Say you’re designing the character creation rules of a fantasy RPG (pen-and-paper or video game). Nothing fancy, just a few ability scores picked using a point-buy system and improved as the character gains levels. So far so good. But you also want to show off the amazing diversity of your fantasy setting, so you write something like this:
Elves are swift and gracious compared to clumsy humans. Elf characters get +2 Dexterity.
Seems reasonable on its face, and damn near universal in gaming. But what does it actually mean?
It doesn’t mean that “elves” – as in “the average person you meet in the elvish tree-city” – are swift and gracious compared to clumsy “humans” – as in “the average person you meet anywhere else”. All of these are NPCs. Their stats are determined not by the character creation rules but by an arbitrary decision of the GM (or the programmer, in the case of a video game). In fact, in any given campaign world, there will be maybe one person affected by this rule. Four in groups with an elf fetish.
And PCs are not a representative sample. That a human PC can be better at archery than the average elf doesn’t tell you much about the average human or elf. It only tells you something about the best archer in the world.
(Exception 1: if you’re building an MMORPG, where PCs will outnumber sentient NPCs 1000 to 1, then there’s nothing you can do to create a “swift elf” stereotype but to add PC racial modifiers.)
(Exception 2: if you’re designing Dungeons & Dragons 3rd edition, where every single NPC is built using full character creation rules and there are tables breaking down city demographics by Commoner class level, then disregard this post. You’ve got 99 problems but PC/NPC inconsistency ain’t one.)
It does mean that if a human PC and an elf PC both try to max out their dexterity, then at equal level the elf will have higher dexterity. But that’s really just passing the buck, forcing us to ask what “level” means. Instinctively, we think of something like “years of training”, and the rule seems sensible. Surely the human will have to train a lot longer before matching natural elfin grace. But, in modern RPGs at least, “level” actually means “two PCs at the same level should be equally matched in a fight.” (Or, if you want to get fancy, “two PCs at the same level should, on average, be able to contribute equally to the resolution of any challenge faced by their party.”)
So when we taboo “level”, we get “if a human PC and an elf PC who both specialize in dexterity are a match in a fight, then the elf will have higher dexterity.” Which is transparent nonsense. A PC’s dexterity affects how good they are in a fight, but not vice versa.
The major consequence of racial modifiers is that players who want to be skilled archers will have an incentive to play elves (which, again, has no significant effect on the number of elf archers in any given campaign world).
…Which is sort of a good thing, at least for bright-eyed newbies. It cuts down on decision-making time. Wanna play an archer? No need to wonder how a human archer differs from an elf archer, and which of them you’d rather be playing. The elf is better.

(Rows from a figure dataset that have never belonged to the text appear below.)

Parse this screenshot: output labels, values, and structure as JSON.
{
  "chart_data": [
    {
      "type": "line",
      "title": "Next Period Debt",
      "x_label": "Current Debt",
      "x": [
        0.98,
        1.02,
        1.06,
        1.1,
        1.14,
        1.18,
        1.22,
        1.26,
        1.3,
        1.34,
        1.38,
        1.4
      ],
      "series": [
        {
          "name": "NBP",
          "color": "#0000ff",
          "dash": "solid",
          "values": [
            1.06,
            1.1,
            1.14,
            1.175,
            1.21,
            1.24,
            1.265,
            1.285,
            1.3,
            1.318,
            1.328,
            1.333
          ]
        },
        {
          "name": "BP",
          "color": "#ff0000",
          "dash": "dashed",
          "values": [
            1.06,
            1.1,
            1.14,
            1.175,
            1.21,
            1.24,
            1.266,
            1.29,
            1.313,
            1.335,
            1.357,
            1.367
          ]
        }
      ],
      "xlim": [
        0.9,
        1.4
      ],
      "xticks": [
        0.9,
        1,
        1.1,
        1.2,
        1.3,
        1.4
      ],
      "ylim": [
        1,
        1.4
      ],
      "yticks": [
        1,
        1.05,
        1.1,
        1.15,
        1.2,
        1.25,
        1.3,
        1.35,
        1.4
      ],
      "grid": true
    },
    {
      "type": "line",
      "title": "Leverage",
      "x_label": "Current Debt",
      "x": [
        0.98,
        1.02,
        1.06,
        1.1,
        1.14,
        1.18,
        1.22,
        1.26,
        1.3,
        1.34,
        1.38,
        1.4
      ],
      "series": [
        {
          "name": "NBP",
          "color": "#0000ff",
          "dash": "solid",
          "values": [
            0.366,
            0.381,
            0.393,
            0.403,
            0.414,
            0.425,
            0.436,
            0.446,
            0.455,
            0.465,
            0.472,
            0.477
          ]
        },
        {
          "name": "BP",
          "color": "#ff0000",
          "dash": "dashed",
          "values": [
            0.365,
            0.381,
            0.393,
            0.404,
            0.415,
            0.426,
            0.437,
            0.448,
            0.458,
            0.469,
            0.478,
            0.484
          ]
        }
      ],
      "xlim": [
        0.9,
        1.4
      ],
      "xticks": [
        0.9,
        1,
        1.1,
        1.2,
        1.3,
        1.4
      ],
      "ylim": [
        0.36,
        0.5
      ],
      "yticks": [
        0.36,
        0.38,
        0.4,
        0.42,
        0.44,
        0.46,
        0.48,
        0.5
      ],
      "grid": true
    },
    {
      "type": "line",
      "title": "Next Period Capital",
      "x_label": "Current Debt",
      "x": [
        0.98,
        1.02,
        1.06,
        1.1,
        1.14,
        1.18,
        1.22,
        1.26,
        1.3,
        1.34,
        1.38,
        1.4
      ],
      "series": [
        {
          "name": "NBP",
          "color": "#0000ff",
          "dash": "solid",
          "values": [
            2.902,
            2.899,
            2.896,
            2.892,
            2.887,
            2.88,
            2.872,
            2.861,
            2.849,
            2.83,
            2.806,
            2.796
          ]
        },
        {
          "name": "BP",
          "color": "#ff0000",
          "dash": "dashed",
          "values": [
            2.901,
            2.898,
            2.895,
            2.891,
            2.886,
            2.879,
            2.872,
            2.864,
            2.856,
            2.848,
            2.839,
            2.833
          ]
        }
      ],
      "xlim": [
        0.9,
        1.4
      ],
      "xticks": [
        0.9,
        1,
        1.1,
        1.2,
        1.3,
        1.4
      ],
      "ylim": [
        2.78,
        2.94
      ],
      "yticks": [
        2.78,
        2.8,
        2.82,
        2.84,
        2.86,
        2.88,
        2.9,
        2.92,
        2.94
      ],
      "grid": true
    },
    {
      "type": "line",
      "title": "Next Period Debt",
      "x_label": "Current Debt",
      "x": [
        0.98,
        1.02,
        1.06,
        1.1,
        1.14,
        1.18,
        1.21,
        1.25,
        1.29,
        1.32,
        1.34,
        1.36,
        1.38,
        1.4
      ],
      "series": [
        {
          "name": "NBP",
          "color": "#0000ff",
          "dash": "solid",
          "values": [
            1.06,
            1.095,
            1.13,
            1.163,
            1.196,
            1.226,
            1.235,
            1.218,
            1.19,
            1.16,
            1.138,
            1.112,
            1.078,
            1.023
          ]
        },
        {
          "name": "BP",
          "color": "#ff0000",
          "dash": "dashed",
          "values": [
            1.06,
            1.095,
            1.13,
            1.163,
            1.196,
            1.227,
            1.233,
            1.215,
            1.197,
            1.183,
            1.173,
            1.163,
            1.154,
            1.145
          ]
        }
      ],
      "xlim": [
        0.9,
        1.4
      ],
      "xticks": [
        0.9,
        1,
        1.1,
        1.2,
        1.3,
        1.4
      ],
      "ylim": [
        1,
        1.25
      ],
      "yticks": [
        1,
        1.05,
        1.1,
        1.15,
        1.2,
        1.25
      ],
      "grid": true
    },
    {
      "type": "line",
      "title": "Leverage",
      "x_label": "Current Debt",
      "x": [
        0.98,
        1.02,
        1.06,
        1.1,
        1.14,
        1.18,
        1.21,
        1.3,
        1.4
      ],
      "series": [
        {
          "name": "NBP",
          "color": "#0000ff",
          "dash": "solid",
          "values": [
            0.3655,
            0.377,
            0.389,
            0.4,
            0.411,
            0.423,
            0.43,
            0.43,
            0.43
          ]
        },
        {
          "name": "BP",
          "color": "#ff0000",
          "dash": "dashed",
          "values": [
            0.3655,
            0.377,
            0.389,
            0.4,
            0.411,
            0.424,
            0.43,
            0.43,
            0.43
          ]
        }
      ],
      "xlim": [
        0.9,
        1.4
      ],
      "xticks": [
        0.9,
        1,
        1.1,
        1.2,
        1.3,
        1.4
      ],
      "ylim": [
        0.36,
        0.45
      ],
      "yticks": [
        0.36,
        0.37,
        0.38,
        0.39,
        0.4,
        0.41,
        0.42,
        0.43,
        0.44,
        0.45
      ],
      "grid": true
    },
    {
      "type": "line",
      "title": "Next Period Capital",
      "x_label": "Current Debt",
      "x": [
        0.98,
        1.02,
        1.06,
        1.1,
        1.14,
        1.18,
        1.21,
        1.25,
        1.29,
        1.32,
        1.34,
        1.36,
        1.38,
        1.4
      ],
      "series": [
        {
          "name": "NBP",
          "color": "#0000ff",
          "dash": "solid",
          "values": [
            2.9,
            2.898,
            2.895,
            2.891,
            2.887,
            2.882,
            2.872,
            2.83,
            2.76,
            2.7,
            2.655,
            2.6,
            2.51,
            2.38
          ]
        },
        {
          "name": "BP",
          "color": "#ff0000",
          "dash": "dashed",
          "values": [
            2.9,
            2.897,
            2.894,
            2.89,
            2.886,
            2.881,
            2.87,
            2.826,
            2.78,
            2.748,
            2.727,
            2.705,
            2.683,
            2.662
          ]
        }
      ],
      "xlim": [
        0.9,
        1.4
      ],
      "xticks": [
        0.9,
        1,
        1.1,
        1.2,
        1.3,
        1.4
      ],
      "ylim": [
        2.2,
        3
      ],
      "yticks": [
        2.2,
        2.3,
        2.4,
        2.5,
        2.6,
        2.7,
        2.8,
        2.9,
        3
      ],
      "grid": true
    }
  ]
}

But it does considerable damage to more creative players who’d rather make
reverse stereotypes original characters. The game essentially tells them “you can fit in this mold, or you can be comic relief”. Admittedly, content-heavy games like D&D are more like “pick one of these 200 molds (then choose the colour, shape and texture of your bow-tie)”, but still: you have to use the game designer’s idea, not yours, or accept mechanical inferiority.
So, modest proposal: never use racial modifiers. I dare say that art like the above, and sentences like
Elves are swift and gracious compared to clumsy humans.
are all you need to help bright-eyes newbies figure out which race they want their archers to be. And if a player wants to be the one-in-a-million clumsy elf barbarian, more power to them.
EDIT: I will also note that racial bonuses can interact badly with ability scores rolled on dice with a bell curve, or with point-buy systems emulating them. E.g. in D&D, you save a lot more points by using your +2 to bump a 16 to an 18 than by bumping a 10 to a 12, which you can then use to make your character better in any way you please. But that’s an issue that can be solved with better math.